Até meados de setembro, o presidente Lula e o ministro da Fazenda, Guido Mantega, compartilhavam da mesma opinião: a crise da economia americana era localizada, passageira e, no máximo, atingiria o mercado financeiro, punindo os especuladores. Na semana passada, com a crise já em estado de septicemia, o governo percebeu que a previsível contaminação em série cruzou rapidamente o hemisfério e mostrou que a propalada imunidade brasileira não era tão absoluta como se tentava fazer crer. A imensa popularidade do presidente Lula está indissociavelmente ligada ao sucesso da economia. Pesquisa do Ibope divulgada na semana passada mostrou que a avaliação positiva do governo atingiu seu maior índice desde 2003 (69% da população considera o governo bom ou ótimo). É a segunda maior marca na série histórica da pesquisa, iniciada em 1985. Só fica abaixo da do governo de José Sarney, que, em 1986, durante o Plano Cruzado, obteve 72% de aprovação. Nos dois casos, a chave do sucesso foi o otimismo da população com relação ao ambiente econômico, medido pelo bem-estar proporcionado pelo aumento do consumo. Paira sobre os petistas a sombra do naufrágio do Cruzado, que devorou em pouco tempo a imensa popularidade de Sarney.

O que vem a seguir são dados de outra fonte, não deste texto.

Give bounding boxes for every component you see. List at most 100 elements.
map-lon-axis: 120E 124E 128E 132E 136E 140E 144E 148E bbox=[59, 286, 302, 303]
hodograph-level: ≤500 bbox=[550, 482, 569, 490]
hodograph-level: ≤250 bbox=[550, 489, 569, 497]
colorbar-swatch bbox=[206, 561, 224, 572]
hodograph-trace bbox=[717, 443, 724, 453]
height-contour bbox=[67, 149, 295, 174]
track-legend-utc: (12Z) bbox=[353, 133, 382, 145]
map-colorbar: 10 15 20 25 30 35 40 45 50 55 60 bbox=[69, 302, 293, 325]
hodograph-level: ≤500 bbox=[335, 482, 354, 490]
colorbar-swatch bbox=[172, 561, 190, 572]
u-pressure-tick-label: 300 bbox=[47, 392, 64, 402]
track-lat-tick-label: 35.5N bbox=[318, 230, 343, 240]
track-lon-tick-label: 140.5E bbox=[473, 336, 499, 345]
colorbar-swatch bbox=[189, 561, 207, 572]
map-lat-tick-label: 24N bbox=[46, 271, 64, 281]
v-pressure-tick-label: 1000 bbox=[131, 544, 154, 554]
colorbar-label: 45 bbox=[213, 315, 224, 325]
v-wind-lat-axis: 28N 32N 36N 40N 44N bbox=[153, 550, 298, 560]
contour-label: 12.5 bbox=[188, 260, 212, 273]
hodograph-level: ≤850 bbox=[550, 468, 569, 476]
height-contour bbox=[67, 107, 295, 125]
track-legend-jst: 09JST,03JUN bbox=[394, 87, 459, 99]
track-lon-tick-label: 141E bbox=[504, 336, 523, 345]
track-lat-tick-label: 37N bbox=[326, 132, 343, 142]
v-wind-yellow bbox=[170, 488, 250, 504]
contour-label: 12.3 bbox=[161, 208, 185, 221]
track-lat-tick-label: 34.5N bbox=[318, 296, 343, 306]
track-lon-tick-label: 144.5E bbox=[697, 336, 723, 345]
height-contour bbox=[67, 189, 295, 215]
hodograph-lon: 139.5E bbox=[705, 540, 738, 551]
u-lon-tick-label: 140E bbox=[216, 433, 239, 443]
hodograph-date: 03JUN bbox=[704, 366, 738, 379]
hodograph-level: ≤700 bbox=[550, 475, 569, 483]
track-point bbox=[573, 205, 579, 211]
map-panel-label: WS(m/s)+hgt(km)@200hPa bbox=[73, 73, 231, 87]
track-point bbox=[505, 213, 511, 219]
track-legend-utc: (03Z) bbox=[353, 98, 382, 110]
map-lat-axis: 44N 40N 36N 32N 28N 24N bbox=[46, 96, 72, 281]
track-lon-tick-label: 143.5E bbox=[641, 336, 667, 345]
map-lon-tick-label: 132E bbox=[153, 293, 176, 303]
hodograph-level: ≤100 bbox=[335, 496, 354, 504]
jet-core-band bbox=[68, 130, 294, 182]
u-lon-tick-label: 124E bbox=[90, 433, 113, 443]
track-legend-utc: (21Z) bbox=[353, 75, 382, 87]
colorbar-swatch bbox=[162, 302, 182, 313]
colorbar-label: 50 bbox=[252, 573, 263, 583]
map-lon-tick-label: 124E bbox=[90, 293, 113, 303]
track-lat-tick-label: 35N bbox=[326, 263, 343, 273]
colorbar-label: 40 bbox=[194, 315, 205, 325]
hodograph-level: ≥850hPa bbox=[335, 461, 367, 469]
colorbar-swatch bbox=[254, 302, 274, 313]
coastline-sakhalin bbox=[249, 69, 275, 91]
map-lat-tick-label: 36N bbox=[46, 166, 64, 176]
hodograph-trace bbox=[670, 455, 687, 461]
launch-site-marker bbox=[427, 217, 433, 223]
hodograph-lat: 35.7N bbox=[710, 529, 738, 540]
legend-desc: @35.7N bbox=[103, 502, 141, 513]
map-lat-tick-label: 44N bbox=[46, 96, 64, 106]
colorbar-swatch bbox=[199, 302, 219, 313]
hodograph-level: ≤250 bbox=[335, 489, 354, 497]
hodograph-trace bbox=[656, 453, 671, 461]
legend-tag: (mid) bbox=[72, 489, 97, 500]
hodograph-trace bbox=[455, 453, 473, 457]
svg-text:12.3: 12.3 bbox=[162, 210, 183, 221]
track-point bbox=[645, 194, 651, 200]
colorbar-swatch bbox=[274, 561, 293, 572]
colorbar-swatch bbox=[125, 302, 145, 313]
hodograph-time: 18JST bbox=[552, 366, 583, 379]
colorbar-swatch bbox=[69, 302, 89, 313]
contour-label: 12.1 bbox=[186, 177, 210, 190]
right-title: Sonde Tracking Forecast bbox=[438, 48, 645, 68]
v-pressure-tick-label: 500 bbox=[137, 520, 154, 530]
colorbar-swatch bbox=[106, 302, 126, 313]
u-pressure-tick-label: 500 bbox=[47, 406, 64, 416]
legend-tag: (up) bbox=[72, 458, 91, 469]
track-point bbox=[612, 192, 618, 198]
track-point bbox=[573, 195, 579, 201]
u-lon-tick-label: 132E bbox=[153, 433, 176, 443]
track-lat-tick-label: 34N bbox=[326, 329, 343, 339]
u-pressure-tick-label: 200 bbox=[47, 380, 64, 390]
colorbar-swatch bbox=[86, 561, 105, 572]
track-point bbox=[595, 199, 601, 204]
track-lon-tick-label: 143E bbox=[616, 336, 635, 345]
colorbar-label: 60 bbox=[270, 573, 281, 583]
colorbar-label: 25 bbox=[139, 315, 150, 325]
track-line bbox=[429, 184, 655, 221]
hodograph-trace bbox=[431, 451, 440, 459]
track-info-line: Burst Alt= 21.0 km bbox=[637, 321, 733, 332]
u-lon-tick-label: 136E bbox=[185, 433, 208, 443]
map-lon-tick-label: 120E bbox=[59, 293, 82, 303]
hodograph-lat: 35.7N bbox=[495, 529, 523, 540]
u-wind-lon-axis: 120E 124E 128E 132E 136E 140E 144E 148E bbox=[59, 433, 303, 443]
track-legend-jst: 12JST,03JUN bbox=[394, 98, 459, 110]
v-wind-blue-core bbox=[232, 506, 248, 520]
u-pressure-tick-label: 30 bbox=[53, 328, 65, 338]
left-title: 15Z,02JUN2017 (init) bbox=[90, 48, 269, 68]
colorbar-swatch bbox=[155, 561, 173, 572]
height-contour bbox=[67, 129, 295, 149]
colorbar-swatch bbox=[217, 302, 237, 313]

O governo tem demonstrado estar de posse da informação e dos meios para arrefecer os efeitos mais desastrosos da crise. O mundo econômico e financeiro atual é de tal forma interconectado que seria insano imaginar que o Brasil pudesse ser uma ilha imune à epidemia mundial de aversão ao risco. Os países viáveis fazem parte da ordem capitalista mundial que produz prosperidade crescente para todos mas, de tempos em tempos, esvai-se em crises também globais. É tola utopia querer participar apenas da prosperidade. Mas é sinal de sabedoria se preparar para sofrer o menos possível com as inevitáveis e sazonais crises do sistema.